I didn’t understand how our current economic systems are built to enslave us all, no matter whether we are at the very top or on the very bottom. I didn’t put much thought into shopping malls, into how so many of our livelihoods are either earned or spent there. I didn’t know about the violence I would experience later when a man jumped to his death in front of me or the more recent shootings that have taken place in these centers of consumerism. I didn’t know then about the Somali mall, forgotten by the city around it, that served as a testament to a people’s desperate will to make it in a foreign land where few succeed. I was just one of many, trying to buy our way out of the guilt we feel, the soul-crushing transactions that we mistake for connection, the way we so desperately want to help the poor but can’t be bothered to join Jesus in joining them.

Just as the rich young ruler walked away sadly, the zeal burning in his heart, so too are we. We will do anything for the poor, except put ourselves on an equal level with them. Rich people will do anything for the poor, Karl Marx once said, except get off their backs; I say that all of our backs are broken, and we are all looking to the sky for redemption.

I never used to know the poor, and this was such a comfort to me. I could envision how I had helped them, in so many small ways, just based on what I had bought that day, the kind of grocery store I frequented. I didn’t know their names or heartbreaks or triumphs or dreams or visions. But then I started to read the words of Jesus, and he kept talking about them all the time; David too, and all the prophets many times over. And they all said the same thing, in so many words: blessed, blessed, blessed are the poor.
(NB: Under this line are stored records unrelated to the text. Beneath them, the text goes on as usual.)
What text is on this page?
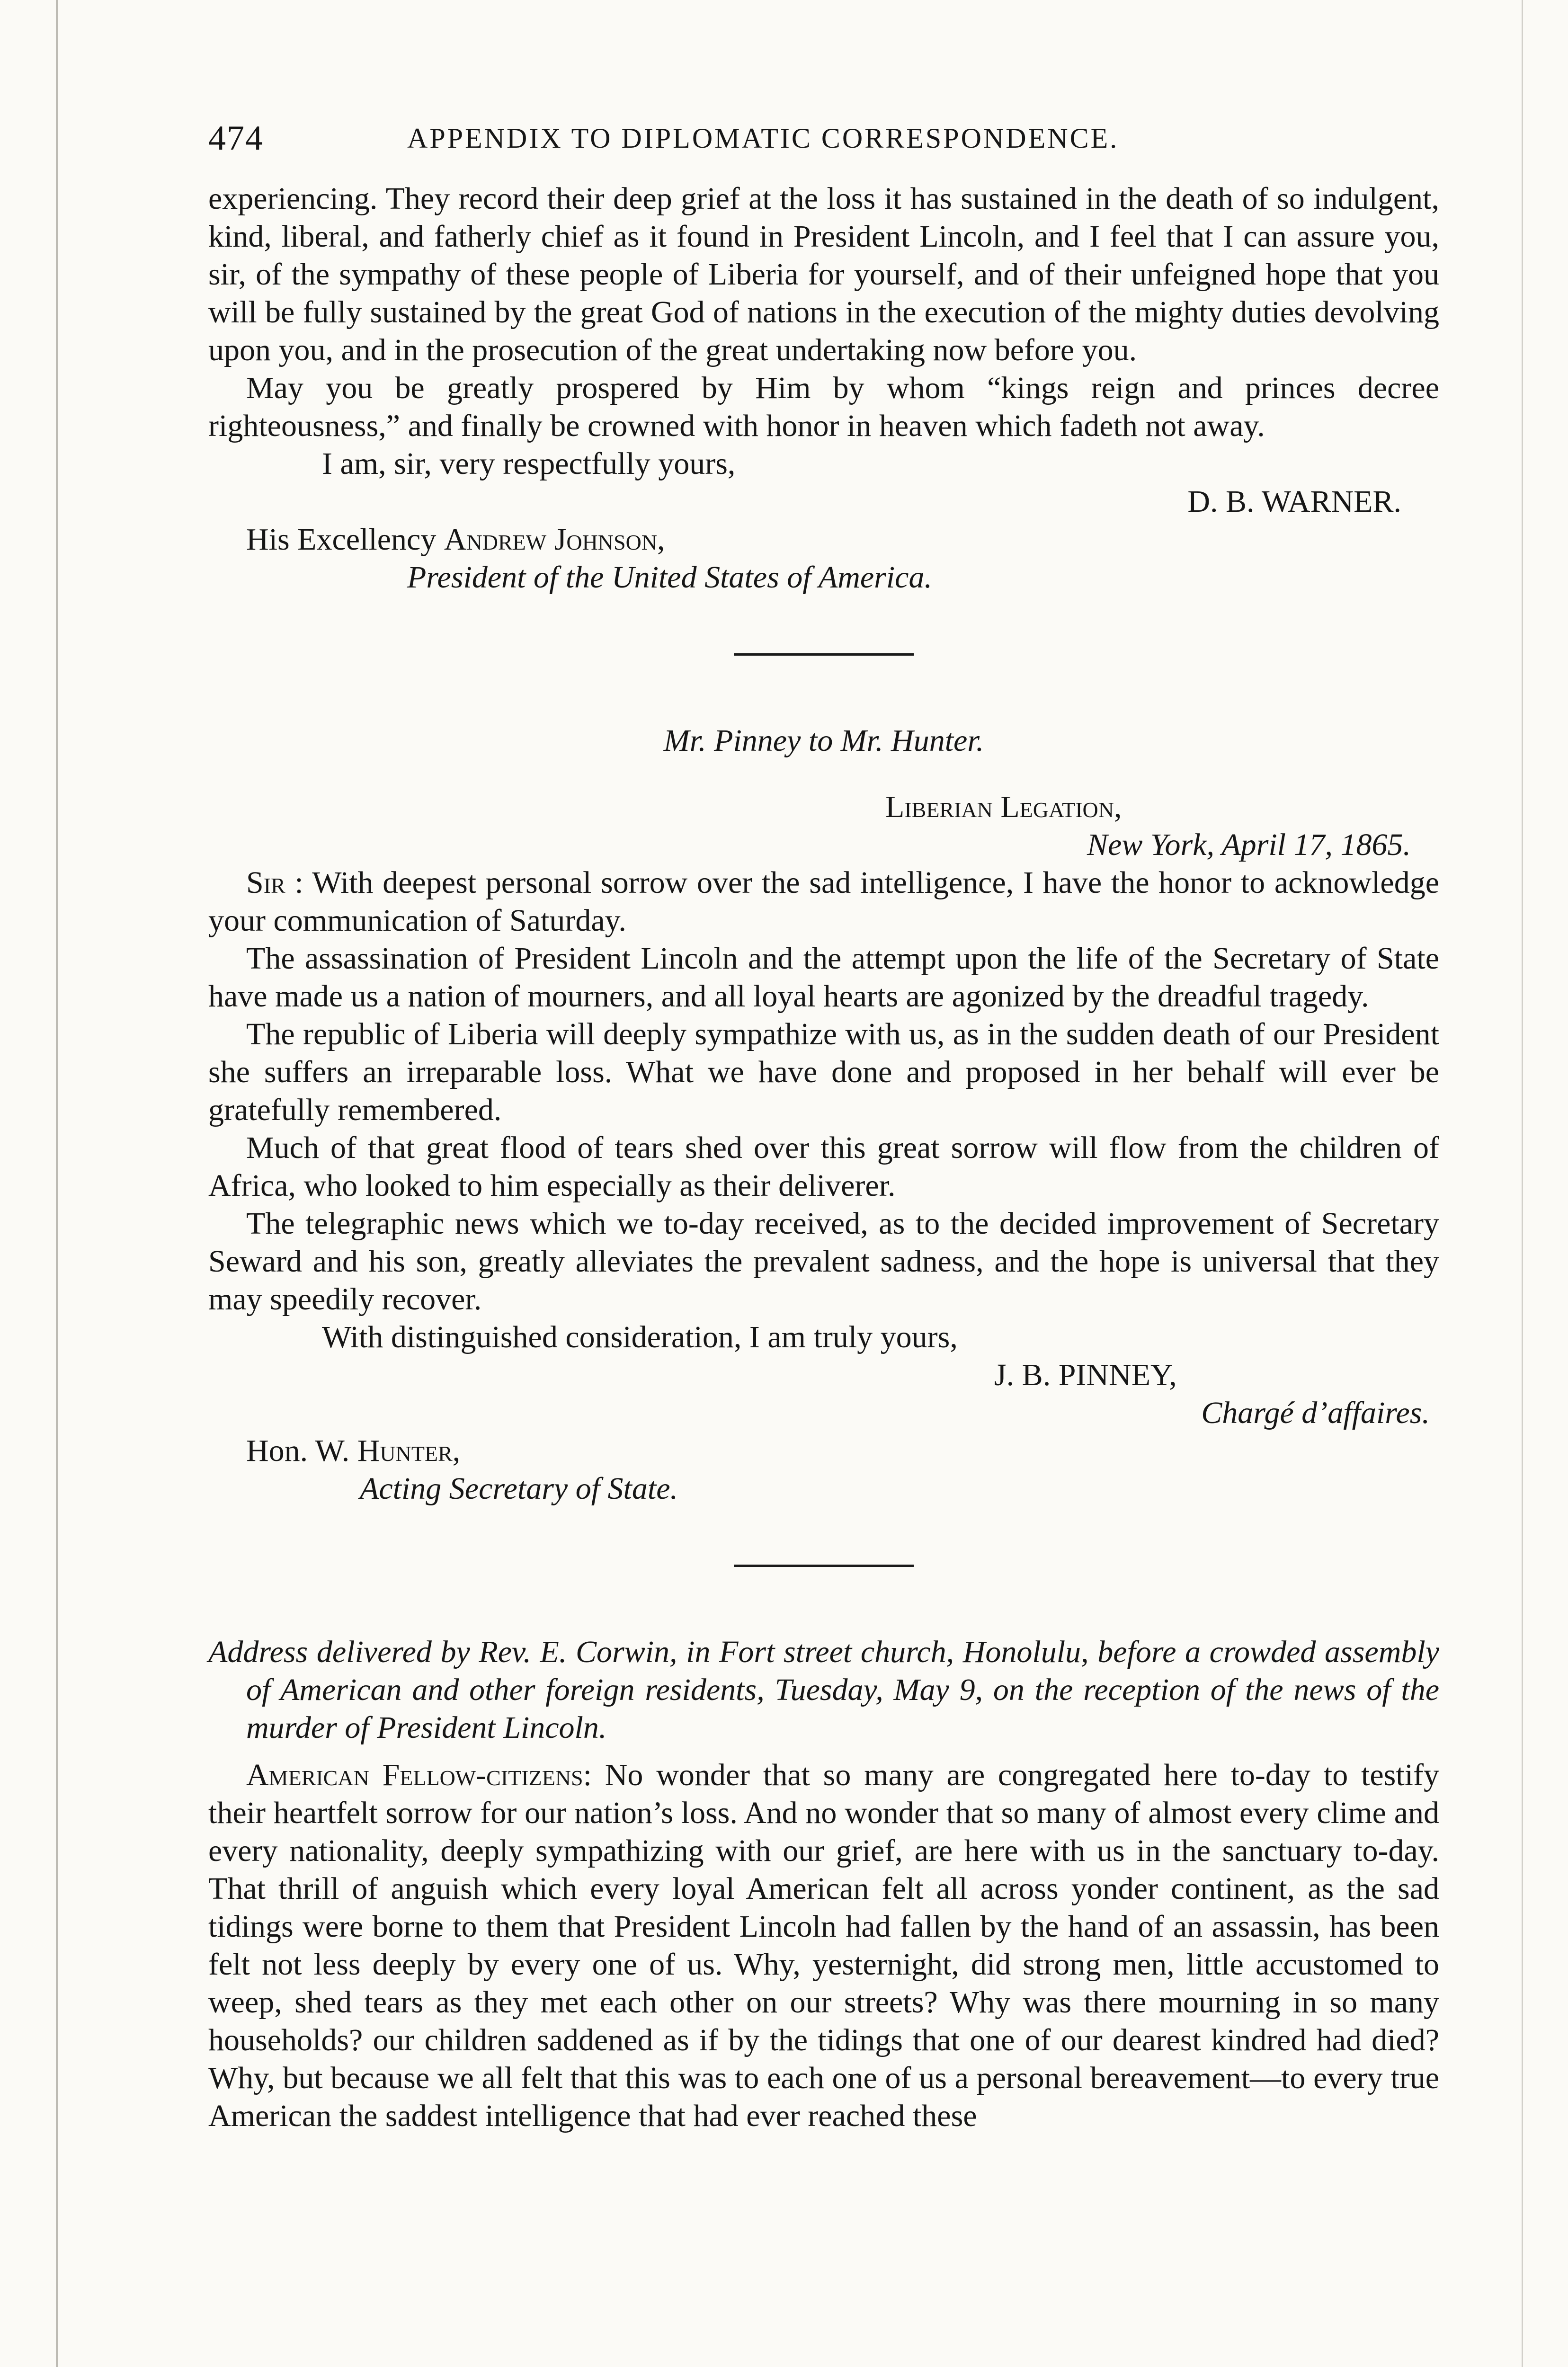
474	APPENDIX TO DIPLOMATIC CORRESPONDENCE.

experiencing. They record their deep grief at the loss it has sustained in the death of so indulgent, kind, liberal, and fatherly chief as it found in President Lincoln, and I feel that I can assure you, sir, of the sympathy of these people of Liberia for yourself, and of their unfeigned hope that you will be fully sustained by the great God of nations in the execution of the mighty duties devolving upon you, and in the prosecution of the great undertaking now before you.

May you be greatly prospered by Him by whom “kings reign and princes decree righteousness,” and finally be crowned with honor in heaven which fadeth not away.

I am, sir, very respectfully yours,

D. B. WARNER.

His Excellency Andrew Johnson,

President of the United States of America.

Mr. Pinney to Mr. Hunter.

Liberian Legation,

New York, April 17, 1865.

Sir : With deepest personal sorrow over the sad intelligence, I have the honor to acknowledge your communication of Saturday.

The assassination of President Lincoln and the attempt upon the life of the Secretary of State have made us a nation of mourners, and all loyal hearts are agonized by the dreadful tragedy.

The republic of Liberia will deeply sympathize with us, as in the sudden death of our President she suffers an irreparable loss. What we have done and proposed in her behalf will ever be gratefully remembered.

Much of that great flood of tears shed over this great sorrow will flow from the children of Africa, who looked to him especially as their deliverer.

The telegraphic news which we to-day received, as to the decided improvement of Secretary Seward and his son, greatly alleviates the prevalent sadness, and the hope is universal that they may speedily recover.

With distinguished consideration, I am truly yours,

J. B. PINNEY,

Chargé d’affaires.

Hon. W. Hunter,

Acting Secretary of State.

Address delivered by Rev. E. Corwin, in Fort street church, Honolulu, before a crowded assembly of American and other foreign residents, Tuesday, May 9, on the reception of the news of the murder of President Lincoln.

American Fellow-citizens: No wonder that so many are congregated here to-day to testify their heartfelt sorrow for our nation’s loss. And no wonder that so many of almost every clime and every nationality, deeply sympathizing with our grief, are here with us in the sanctuary to-day. That thrill of anguish which every loyal American felt all across yonder continent, as the sad tidings were borne to them that President Lincoln had fallen by the hand of an assassin, has been felt not less deeply by every one of us. Why, yesternight, did strong men, little accustomed to weep, shed tears as they met each other on our streets? Why was there mourning in so many households? our children saddened as if by the tidings that one of our dearest kindred had died? Why, but because we all felt that this was to each one of us a personal bereavement—to every true American the saddest intelligence that had ever reached these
And conversely, to everyone else, to those with their boots on the necks of the poor, the rich and ruling, to those who wined and dined while suffering and misery was outside their door, those who offered sacrifices to God but did not treat others with mercy or kindness, it was all woe, woe, woe. And there came a point when I couldn’t ignore it away anymore: in the hierarchy of economics, I most certainly was at the top. And scripturally, this wasn’t the safest place to be. I found Jesus telling me to sell everything, give to the poor, devote myself to a king and a kingdom that was not going to come through the normal, powerful channels. And in return he promised me real relationship with God, the blessings of seeing miracles, and the heartaches and joys of community based in mutuality.
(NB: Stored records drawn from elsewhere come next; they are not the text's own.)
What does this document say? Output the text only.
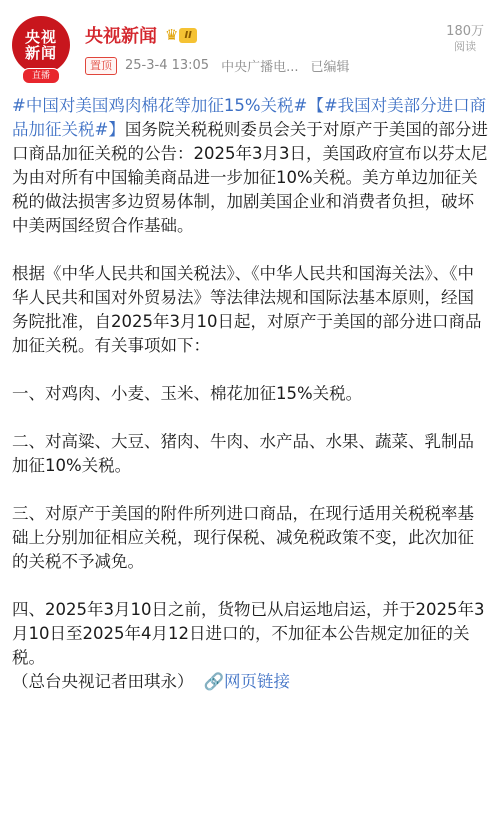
央视
新闻
直播
央视新闻 ♛ II
置顶	25-3-4 13:05 中央广播电... 已编辑
180万
阅读

#中国对美国鸡肉棉花等加征15%关税#【#我国对美部分进口商品加征关税#】国务院关税税则委员会关于对原产于美国的部分进口商品加征关税的公告：2025年3月3日，美国政府宣布以芬太尼为由对所有中国输美商品进一步加征10%关税。美方单边加征关税的做法损害多边贸易体制，加剧美国企业和消费者负担，破坏中美两国经贸合作基础。

根据《中华人民共和国关税法》、《中华人民共和国海关法》、《中华人民共和国对外贸易法》等法律法规和国际法基本原则，经国务院批准，自2025年3月10日起，对原产于美国的部分进口商品加征关税。有关事项如下：

一、对鸡肉、小麦、玉米、棉花加征15%关税。

二、对高粱、大豆、猪肉、牛肉、水产品、水果、蔬菜、乳制品加征10%关税。

三、对原产于美国的附件所列进口商品，在现行适用关税税率基础上分别加征相应关税，现行保税、减免税政策不变，此次加征的关税不予减免。

四、2025年3月10日之前，货物已从启运地启运，并于2025年3月10日至2025年4月12日进口的，不加征本公告规定加征的关税。

（总台央视记者田琪永） 🔗网页链接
And I believed it, every word. Thus, my life has taken a drastic turn. I now live with and interact with the poor on a daily basis. This has proved much more inconvenient than simply buying fair trade, but the benefits are immeasurable. The blessings piled up just as Jesus always said they would. I am starting to break out of a system that is entirely built on the backs of the poor, a system which, in turn, has oppressed me as well. The farther off the grid I go, the clearer I can see how poor I am in what really matters: kindness, mercy, justice, and relationships. But my coffers are being filled, even as I write this, by the kingdom that speaks less of rules and influence and more of redemption and liberation.